Au terme d’une course riche en rebondissements qui a dû être retardée à cause de pluies diluviennes puis stoppée en raison d’accidents à répétition, c’est le Britannique Button qui décroche la première place, après avoir doublé Vettel à 2 virages de la ligne d’arrivée. Reuters/Chris Wattie
« C’est exceptionnel. J’adore Montréal ! » a hurlé le pilote McLaren à la radio, avant de se jeter dans les bras de ses mécaniciens à peine sorti de sa monoplace. Une joie on ne peut plus normale, au terme d’un GP qui l’a vu plonger bien en deçà des points, pour revenir vainqueur.
Vettel, à l’inverse, peut maudire une météo fantasque, qui a perturbé jusqu’à l’horaire de la course.
Partie à l’heure prévue (13h00 locale, 17h00 GMT), l’épreuve a été neutralisée 45 minutes plus tard pour cause de déluge. L’interruption a duré plus de 2 heures, retardant considérablement l’arrivée des concurrents.

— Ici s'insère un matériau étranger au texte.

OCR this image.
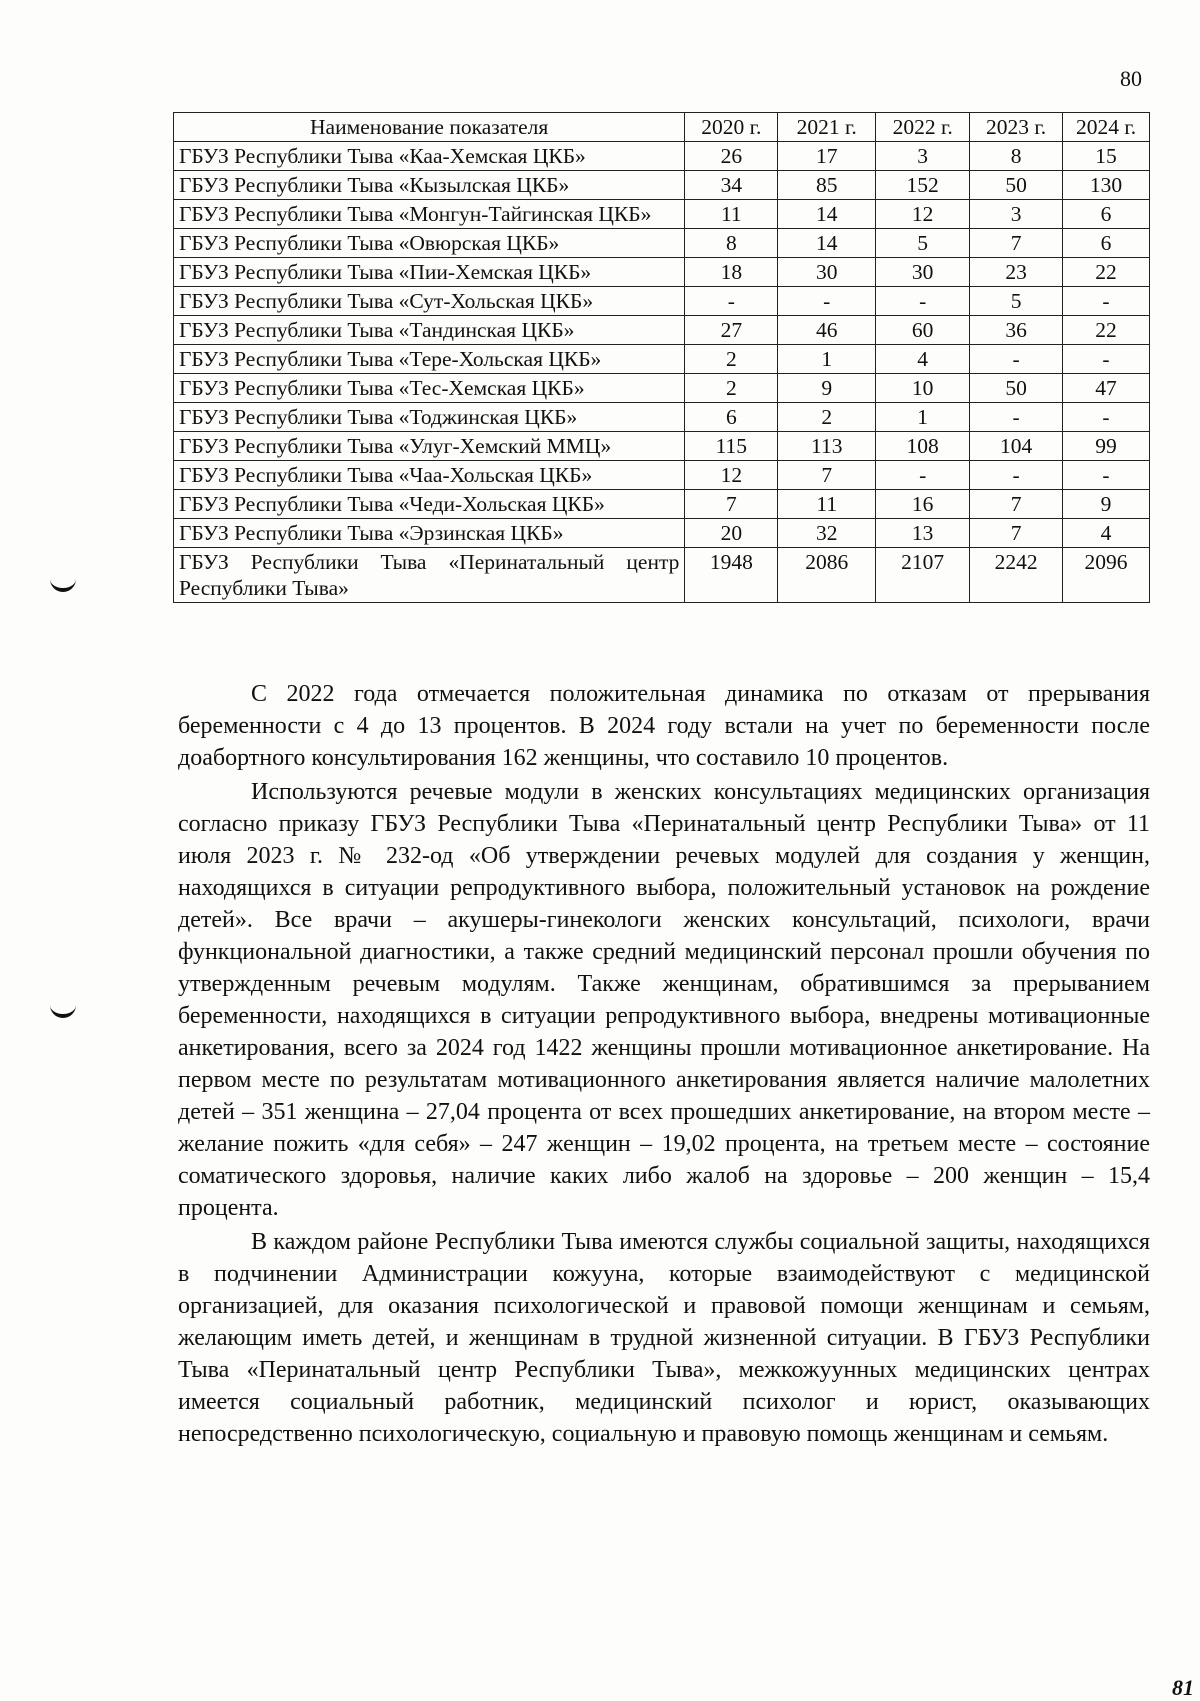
80
Наименование показателя	2020 г.	2021 г.	2022 г.	2023 г.	2024 г.
ГБУЗ Республики Тыва «Каа-Хемская ЦКБ»	26	17	3	8	15
ГБУЗ Республики Тыва «Кызылская ЦКБ»	34	85	152	50	130
ГБУЗ Республики Тыва «Монгун-Тайгинская ЦКБ»	11	14	12	3	6
ГБУЗ Республики Тыва «Овюрская ЦКБ»	8	14	5	7	6
ГБУЗ Республики Тыва «Пии-Хемская ЦКБ»	18	30	30	23	22
ГБУЗ Республики Тыва «Сут-Хольская ЦКБ»	-	-	-	5	-
ГБУЗ Республики Тыва «Тандинская ЦКБ»	27	46	60	36	22
ГБУЗ Республики Тыва «Тере-Хольская ЦКБ»	2	1	4	-	-
ГБУЗ Республики Тыва «Тес-Хемская ЦКБ»	2	9	10	50	47
ГБУЗ Республики Тыва «Тоджинская ЦКБ»	6	2	1	-	-
ГБУЗ Республики Тыва «Улуг-Хемский ММЦ»	115	113	108	104	99
ГБУЗ Республики Тыва «Чаа-Хольская ЦКБ»	12	7	-	-	-
ГБУЗ Республики Тыва «Чеди-Хольская ЦКБ»	7	11	16	7	9
ГБУЗ Республики Тыва «Эрзинская ЦКБ»	20	32	13	7	4
ГБУЗ Республики Тыва «Перинатальный центр Республики Тыва»	1948	2086	2107	2242	2096

С 2022 года отмечается положительная динамика по отказам от прерывания беременности с 4 до 13 процентов. В 2024 году встали на учет по беременности после доабортного консультирования 162 женщины, что составило 10 процентов.

Используются речевые модули в женских консультациях медицинских организация согласно приказу ГБУЗ Республики Тыва «Перинатальный центр Республики Тыва» от 11 июля 2023 г. № 232-од «Об утверждении речевых модулей для создания у женщин, находящихся в ситуации репродуктивного выбора, положительный установок на рождение детей». Все врачи – акушеры-гинекологи женских консультаций, психологи, врачи функциональной диагностики, а также средний медицинский персонал прошли обучения по утвержденным речевым модулям. Также женщинам, обратившимся за прерыванием беременности, находящихся в ситуации репродуктивного выбора, внедрены мотивационные анкетирования, всего за 2024 год 1422 женщины прошли мотивационное анкетирование. На первом месте по результатам мотивационного анкетирования является наличие малолетних детей – 351 женщина – 27,04 процента от всех прошедших анкетирование, на втором месте – желание пожить «для себя» – 247 женщин – 19,02 процента, на третьем месте – состояние соматического здоровья, наличие каких либо жалоб на здоровье – 200 женщин – 15,4 процента.

В каждом районе Республики Тыва имеются службы социальной защиты, находящихся в подчинении Администрации кожууна, которые взаимодействуют с медицинской организацией, для оказания психологической и правовой помощи женщинам и семьям, желающим иметь детей, и женщинам в трудной жизненной ситуации. В ГБУЗ Республики Тыва «Перинатальный центр Республики Тыва», межкожуунных медицинских центрах имеется социальный работник, медицинский психолог и юрист, оказывающих непосредственно психологическую, социальную и правовую помощь женщинам и семьям.

81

Les quatre autres neutralisations de la course, provoquées par autant d’accidents, ont aussi bien ralenti le rythme des débats. Tout comme elles ont permis aux concurrents de Vettel de revenir à chaque fois dans son sillage. Et à Button de finalement le dépasser.
Webber, frappé par une malchance tenace tout le week-end (panne de Kers, de volant, tête-à-queue au départ après une touche avec Hamilton), finit par monter sur le podium.
L’Allemand Michael Schumacher (Mercedes) a enfin réalisé la course qu’on attendait de lui. Sa 4e place, après avoir été un temps 2e, montre qu’il retrouve enfin son niveau, après plusieurs courses prometteuses.
Il devance le Russe Vitaly Petrov, 5e dans une Lotus Renault, en manque de performance, et le Brésilien Felipe Massa (Ferrari), qui a dérobé sur la ligne d’arrivée la 6e place au Japonais Kamui Kobayashi (Sauber, 7e).
L’Espagnol Jaime Alguersuari (Toro Rosso) est 8e, devant le Brésilien Rubens Barrichello (Williams, 9e) et le Suisse Sébastien Buemi (Toro Rosso, 10e).